Many families who could not find work went “on relief.” Across the country this varied from place to place. For instance, in Toronto, Ontario, a family of seven received food vouchers worth $7 a week; in Saskatchewan, a family of five was given $10 a month, along with a 98-pound sack of flour. Scarce money was usually spent on potatoes and dried beans instead of fruits.

On the morning of October 29, people who were rich in terms of stocks and shares, suddenly found that they were broke and worthless by evening.

Conditions were so bad that hotel clerks would (jokingly) ask a man registering for a room, “Sleeping or jumping, sir?”

The economic conditions did not really begin to improve until 1937. And that was mostly due to the war in 1939, when factories and farms went into full productions, providing employment at better wages.

If you want to read more about the market crash, I can certainly suggest a few sites, such as Canada History, the Investigating Answers website, and the Torontoist, and the Financial Post, and finally the Visa Journey Forum.


      • I wish it were so but we’re now having to sell our flat and live heaven knows where or in what as our disability benefits have been cut by two-thirds! It is comforting, however, to read excellently written blog posts about something historically fascinating.


  1. Very interesting post. Funny that I had four grandparents live through the depression and none of them ever spoke of it. I wonder if it is was one of those things you just didn’t talk about; they would have ranged from age 14 to 24 at the time of the crash. Now you have given me something to really think about.

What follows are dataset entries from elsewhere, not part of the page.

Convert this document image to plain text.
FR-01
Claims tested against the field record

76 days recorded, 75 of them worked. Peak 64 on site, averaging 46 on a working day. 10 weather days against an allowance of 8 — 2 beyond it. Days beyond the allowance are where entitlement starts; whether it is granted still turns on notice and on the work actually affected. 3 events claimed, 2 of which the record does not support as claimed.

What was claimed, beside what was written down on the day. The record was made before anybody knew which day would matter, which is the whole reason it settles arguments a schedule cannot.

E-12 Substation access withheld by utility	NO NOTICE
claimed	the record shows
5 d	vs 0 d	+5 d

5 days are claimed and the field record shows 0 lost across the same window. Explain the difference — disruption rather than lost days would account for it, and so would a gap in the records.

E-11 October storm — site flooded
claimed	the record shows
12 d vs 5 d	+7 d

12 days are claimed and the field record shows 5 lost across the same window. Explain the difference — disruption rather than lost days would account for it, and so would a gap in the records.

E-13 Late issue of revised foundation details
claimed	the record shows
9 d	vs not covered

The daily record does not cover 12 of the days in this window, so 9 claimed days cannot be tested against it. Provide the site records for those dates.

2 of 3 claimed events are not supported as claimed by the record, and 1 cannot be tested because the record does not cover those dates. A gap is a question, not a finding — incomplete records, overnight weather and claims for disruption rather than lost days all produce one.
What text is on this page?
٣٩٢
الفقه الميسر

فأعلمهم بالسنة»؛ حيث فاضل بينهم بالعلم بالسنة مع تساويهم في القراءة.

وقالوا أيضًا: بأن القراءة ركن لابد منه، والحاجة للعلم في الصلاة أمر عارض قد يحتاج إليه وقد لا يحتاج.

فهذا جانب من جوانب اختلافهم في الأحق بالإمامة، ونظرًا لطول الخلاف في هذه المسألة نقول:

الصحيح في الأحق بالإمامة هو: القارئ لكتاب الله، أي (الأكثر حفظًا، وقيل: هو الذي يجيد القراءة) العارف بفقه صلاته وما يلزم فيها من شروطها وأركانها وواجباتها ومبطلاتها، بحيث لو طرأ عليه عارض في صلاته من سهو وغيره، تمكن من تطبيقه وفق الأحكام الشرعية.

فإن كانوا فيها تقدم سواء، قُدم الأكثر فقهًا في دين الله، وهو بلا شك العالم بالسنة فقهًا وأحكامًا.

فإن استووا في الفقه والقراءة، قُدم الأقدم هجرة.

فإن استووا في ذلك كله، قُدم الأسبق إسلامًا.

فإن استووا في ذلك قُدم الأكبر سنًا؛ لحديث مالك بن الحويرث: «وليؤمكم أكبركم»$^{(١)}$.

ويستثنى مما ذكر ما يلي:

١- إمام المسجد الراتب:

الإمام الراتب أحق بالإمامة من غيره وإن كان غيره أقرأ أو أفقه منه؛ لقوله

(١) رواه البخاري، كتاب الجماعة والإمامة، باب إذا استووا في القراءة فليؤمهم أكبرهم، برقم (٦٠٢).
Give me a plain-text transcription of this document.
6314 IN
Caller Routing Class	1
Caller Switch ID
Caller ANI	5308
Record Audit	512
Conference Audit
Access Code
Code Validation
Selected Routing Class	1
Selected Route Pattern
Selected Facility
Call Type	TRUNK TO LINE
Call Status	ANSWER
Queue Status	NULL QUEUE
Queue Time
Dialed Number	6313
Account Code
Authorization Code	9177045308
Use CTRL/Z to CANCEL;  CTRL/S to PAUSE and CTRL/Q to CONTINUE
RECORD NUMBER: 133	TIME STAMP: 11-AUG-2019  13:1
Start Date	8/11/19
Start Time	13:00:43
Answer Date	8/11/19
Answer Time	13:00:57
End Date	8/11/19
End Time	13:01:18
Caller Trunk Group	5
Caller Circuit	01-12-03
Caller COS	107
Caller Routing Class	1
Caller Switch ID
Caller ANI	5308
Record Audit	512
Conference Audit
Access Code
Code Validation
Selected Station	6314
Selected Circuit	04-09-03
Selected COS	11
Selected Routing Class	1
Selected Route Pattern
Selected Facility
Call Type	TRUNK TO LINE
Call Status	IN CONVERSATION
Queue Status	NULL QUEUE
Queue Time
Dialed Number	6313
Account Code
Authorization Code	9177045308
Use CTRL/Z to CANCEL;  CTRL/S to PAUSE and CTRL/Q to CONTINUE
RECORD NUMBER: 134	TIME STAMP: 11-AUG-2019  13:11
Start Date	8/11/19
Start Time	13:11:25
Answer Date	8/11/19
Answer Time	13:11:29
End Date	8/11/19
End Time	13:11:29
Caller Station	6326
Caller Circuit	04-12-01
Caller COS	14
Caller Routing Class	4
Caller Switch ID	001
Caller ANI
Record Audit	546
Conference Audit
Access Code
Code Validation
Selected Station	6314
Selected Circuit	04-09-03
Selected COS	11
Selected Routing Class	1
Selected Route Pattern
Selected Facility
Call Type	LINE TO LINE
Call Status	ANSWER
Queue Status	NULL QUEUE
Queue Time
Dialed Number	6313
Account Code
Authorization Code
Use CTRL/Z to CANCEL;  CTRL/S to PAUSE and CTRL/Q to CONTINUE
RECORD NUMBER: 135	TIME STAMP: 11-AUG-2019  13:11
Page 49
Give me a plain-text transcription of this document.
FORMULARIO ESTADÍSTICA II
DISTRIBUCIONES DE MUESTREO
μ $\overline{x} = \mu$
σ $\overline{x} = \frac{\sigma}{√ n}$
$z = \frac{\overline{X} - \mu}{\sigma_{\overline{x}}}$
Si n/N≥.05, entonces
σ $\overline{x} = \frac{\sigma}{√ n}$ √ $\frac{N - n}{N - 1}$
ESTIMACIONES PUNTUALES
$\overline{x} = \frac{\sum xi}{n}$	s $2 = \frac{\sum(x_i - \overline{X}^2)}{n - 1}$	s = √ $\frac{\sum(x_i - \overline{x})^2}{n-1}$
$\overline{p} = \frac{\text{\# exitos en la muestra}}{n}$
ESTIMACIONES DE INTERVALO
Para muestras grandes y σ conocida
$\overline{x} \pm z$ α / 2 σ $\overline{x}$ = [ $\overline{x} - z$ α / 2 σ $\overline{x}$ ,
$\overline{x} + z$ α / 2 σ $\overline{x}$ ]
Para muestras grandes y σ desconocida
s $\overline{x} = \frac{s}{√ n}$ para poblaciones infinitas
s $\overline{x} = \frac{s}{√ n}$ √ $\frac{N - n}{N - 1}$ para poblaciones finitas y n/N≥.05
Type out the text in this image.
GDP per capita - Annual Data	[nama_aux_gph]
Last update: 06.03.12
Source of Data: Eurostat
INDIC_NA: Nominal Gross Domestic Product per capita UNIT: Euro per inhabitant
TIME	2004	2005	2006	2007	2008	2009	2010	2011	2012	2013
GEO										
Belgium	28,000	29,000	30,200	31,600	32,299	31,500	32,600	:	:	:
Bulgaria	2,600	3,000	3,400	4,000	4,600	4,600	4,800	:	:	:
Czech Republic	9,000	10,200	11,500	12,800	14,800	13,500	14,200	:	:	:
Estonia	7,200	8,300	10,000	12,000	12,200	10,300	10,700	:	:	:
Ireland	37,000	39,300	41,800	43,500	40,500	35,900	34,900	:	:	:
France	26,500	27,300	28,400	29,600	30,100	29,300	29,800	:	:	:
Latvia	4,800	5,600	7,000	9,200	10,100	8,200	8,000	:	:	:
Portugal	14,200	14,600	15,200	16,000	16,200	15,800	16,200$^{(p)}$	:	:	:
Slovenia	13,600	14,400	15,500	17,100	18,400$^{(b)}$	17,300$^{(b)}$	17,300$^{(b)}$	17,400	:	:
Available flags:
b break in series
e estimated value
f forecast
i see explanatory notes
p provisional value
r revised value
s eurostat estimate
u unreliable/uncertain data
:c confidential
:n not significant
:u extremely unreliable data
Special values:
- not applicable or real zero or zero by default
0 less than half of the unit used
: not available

  2. A time in Canadian history that is so intriguing, yet dark and sad. Many families were split up, children were shipped to work on family farms, while their parents found odd jobs across Canada. Women who lost their husbands opened up boarding houses, and sewed just to make ends meet. It makes you appreciate our lives today!


  3. Black Tuesday became Black Monday in my lifetime. I remember the market fell and I was in Hawaii at the time. My investments never recovered and I also lost my job. I remember some people took their lives. Good post, Tk.


  4. The Great Depression lead to jobless and homeless men hitching rides on passing trains to get to other parts of the US to try to find work or just exist as best one could. Was there a similar movement of unemployed through Canada?